Pour sa saison 2, Gonzaï décide donc de reprendre une longueur d’avance en lançant une ultime campagne de crowd-funding nommée DO OR DIE. Le principe est simple : finies les campagnes Ulule au numéro, cette fois on s'abonne en un seul clic pour toute l'année 2014, avec la garantie de recevoir les 5 numéros de l’année à paraitre. Pas de deuxième tour pour les retardataires, qui nous aime nous suive : RIGHT NOW.

Comme nous n’avons pas vocation à durer pour régresser, le « Do or Die » implique que Gonzaï n’existe que si vous êtes assez nombreux à le tenir entre vos mains. Une fois passée la date butoir de cette ultime campagne Ulule, il sera impossible de s’abonner et les absents auront vraiment tort.

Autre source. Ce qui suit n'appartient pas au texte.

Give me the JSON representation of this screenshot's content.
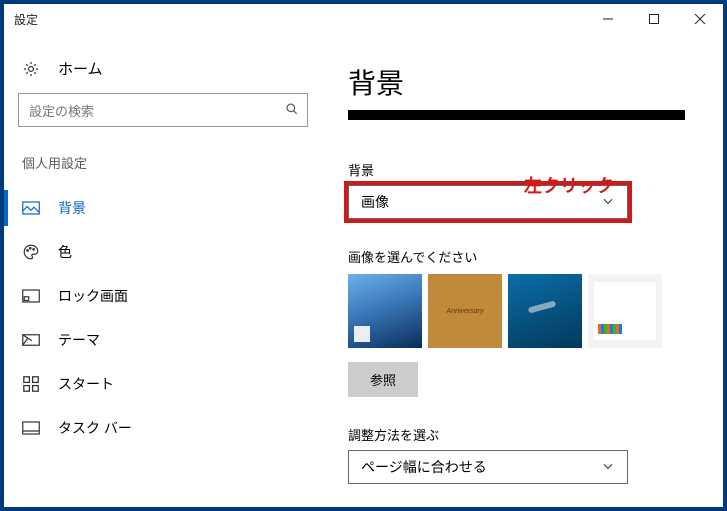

En prime pour toute commande passée avant le 20 décembre, Gonzaï t'envoie un petit paquet cadeau à déposer en bas du sapin pour que tu passes un bon Noël en famille.

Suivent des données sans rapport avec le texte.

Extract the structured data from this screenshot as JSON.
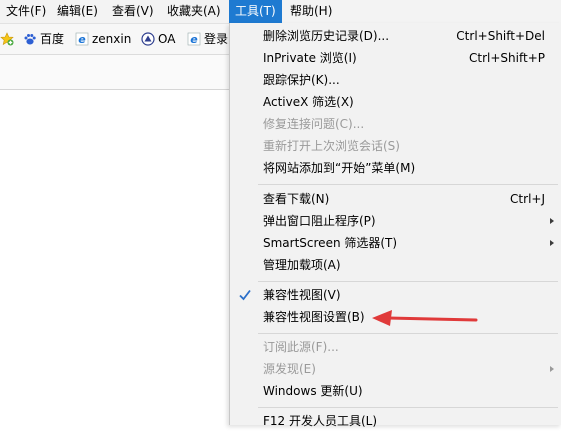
{
  "menubar": {
    "items": [
      {
        "label": "文件(F)"
      },
      {
        "label": "编辑(E)"
      },
      {
        "label": "查看(V)"
      },
      {
        "label": "收藏夹(A)"
      },
      {
        "label": "工具(T)"
      },
      {
        "label": "帮助(H)"
      }
    ],
    "active_index": 4
  },
  "favorites": [
    {
      "label": "",
      "icon": "star-icon"
    },
    {
      "label": "百度",
      "icon": "baidu-paw-icon"
    },
    {
      "label": "zenxin",
      "icon": "ie-icon"
    },
    {
      "label": "OA",
      "icon": "oa-logo-icon"
    },
    {
      "label": "登录",
      "icon": "ie-icon"
    }
  ],
  "tools_menu": {
    "groups": [
      [
        {
          "label": "删除浏览历史记录(D)...",
          "shortcut": "Ctrl+Shift+Del",
          "enabled": true
        },
        {
          "label": "InPrivate 浏览(I)",
          "shortcut": "Ctrl+Shift+P",
          "enabled": true
        },
        {
          "label": "跟踪保护(K)...",
          "shortcut": "",
          "enabled": true
        },
        {
          "label": "ActiveX 筛选(X)",
          "shortcut": "",
          "enabled": true
        },
        {
          "label": "修复连接问题(C)...",
          "shortcut": "",
          "enabled": false
        },
        {
          "label": "重新打开上次浏览会话(S)",
          "shortcut": "",
          "enabled": false
        },
        {
          "label": "将网站添加到“开始”菜单(M)",
          "shortcut": "",
          "enabled": true
        }
      ],
      [
        {
          "label": "查看下载(N)",
          "shortcut": "Ctrl+J",
          "enabled": true
        },
        {
          "label": "弹出窗口阻止程序(P)",
          "shortcut": "",
          "enabled": true,
          "submenu": true
        },
        {
          "label": "SmartScreen 筛选器(T)",
          "shortcut": "",
          "enabled": true,
          "submenu": true
        },
        {
          "label": "管理加载项(A)",
          "shortcut": "",
          "enabled": true
        }
      ],
      [
        {
          "label": "兼容性视图(V)",
          "shortcut": "",
          "enabled": true,
          "checked": true
        },
        {
          "label": "兼容性视图设置(B)",
          "shortcut": "",
          "enabled": true
        }
      ],
      [
        {
          "label": "订阅此源(F)...",
          "shortcut": "",
          "enabled": false
        },
        {
          "label": "源发现(E)",
          "shortcut": "",
          "enabled": false,
          "submenu": true
        },
        {
          "label": "Windows 更新(U)",
          "shortcut": "",
          "enabled": true
        }
      ],
      [
        {
          "label": "F12 开发人员工具(L)",
          "shortcut": "",
          "enabled": true
        }
      ]
    ]
  },
  "colors": {
    "menu_highlight": "#1e7ad1",
    "annotation_arrow": "#e03a3a",
    "disabled_text": "#9a9a9a"
  }
}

Do or die ? Comme disait Spike Lee : do the right thing.

A quoi va servir le financement ?

Pourquoi demander 20.000 € ? Parce que c’est la somme nécessaire à l’impression des cinq numéros (janvier – Mars – Juin – Octobre – Décembre) de Gonzaï magazine pour l’ensemble de l’année 2014. 700 précommandes minimum sont nécessaires pour atteindre notre objectif d’un magazine véritablement indépendant, de la conception à l’impression en passant par l’envoi du magazine dans votre boite aux lettres grâce à nos jolies mimines.

A quoi va servir le financement ?

  • l'impression du magazine sur un joli papier (dans l'esprit du Actuel des 70's) pour 100 pages de contre-culture garanties sans tunnel publicitaire.
     
  • des frais postaux pour acheminer notre bel objet jusqu'à votre domicile. (voire vous le renvoyer quand le facteur s'avère être un voleur cultivé)
     
  • le paiement des pigistes Gonzaï mis à contribution (voire plus si affinités)
     
  • l'embauche d'un directeur artistique, d'un maquettiste et d’une relectrice pour mener à bien le projet (incluant les frais d'hospitalisation et les frais d’avocat pour harcèlement nocturne)

A propos du porteur de projet

Gonzaï c'est déjà un site internet (www.gonzai.com) créé en 2007 abordant la culture et la musique sous l’angle du parti-pris et de la subjectivité – à la limite de la mauvaise foi, traitant toutes les semaines de contre-culture, de rock sous toutes ses formes, de mouvements culturels et de personnalités cultes de la pop culture.

Le magazine Gonzaï c'est aussi un formidable agence tous risques composée de :

Bester (dit Hannibal à dix balles) : fondateur et rédacteur en chef de Gonzai.com mais aussi responsable des soirées Gonzaï et co-gérant de l'agence Ivox sous le nom de Thomas Ducres. Il aime : les chemises hawaïennes, la série Seinfeld, les musiques futuristes à base de synthétiseurs et accessoirement aime quand un plan se déroule avec plein d'accrocs.

Thomas Florin (dit le petit Barracuda) : co-fondateur de Gonzai.com, co-animateur de Radio Gonzaï sur Radio Campus Paris mais aussi journaliste pour Rock & Folk. Il aime : les vestes à franges, la dyslexie, Jon Spencer et les disques chrétiens de Bob Dylan.

Bob le Flambeur (dit Looping) : pilier de Gonzaï et co-organisateur des soirées Gonzaï, mais aussi limonadier des nocturnes parisiennes. Passionné par toutes les cultures interlopes, il aime : Captain Beefheart, Chabrol, sa pedal steel, les Monty Python et accessoirement il ne crache jamais sur un bon bourgogne.

Christophe Deodato (dit Futé) : Homme de l'ombre et renard des surfaces, pilier du bar Gonzaï depuis les débuts et experts en stratégies déroulées sur des Powerpoint géants. Il aime : les Cure (personne n'est parfait), la pop française, le foot et Marcello Mastroianni.

Gonzaï c'est surtout une équipe composée de : 

un Directeur Artistique qui brave tous les défits, un maquettiste qui ne dort que d'un oeil, une correctrice astygmate, plus de trente pigistes Gonzaï dévoués à la cause, cinq photographes, dix illustrateurs, un réalisateur ainsi qu’un community-manager prêt à tweeter sa mère pour te convaincre que Gonzaï est la plus belle chose qui soit arrivée à l'Homme depuis l'invention de la roue de la fortune.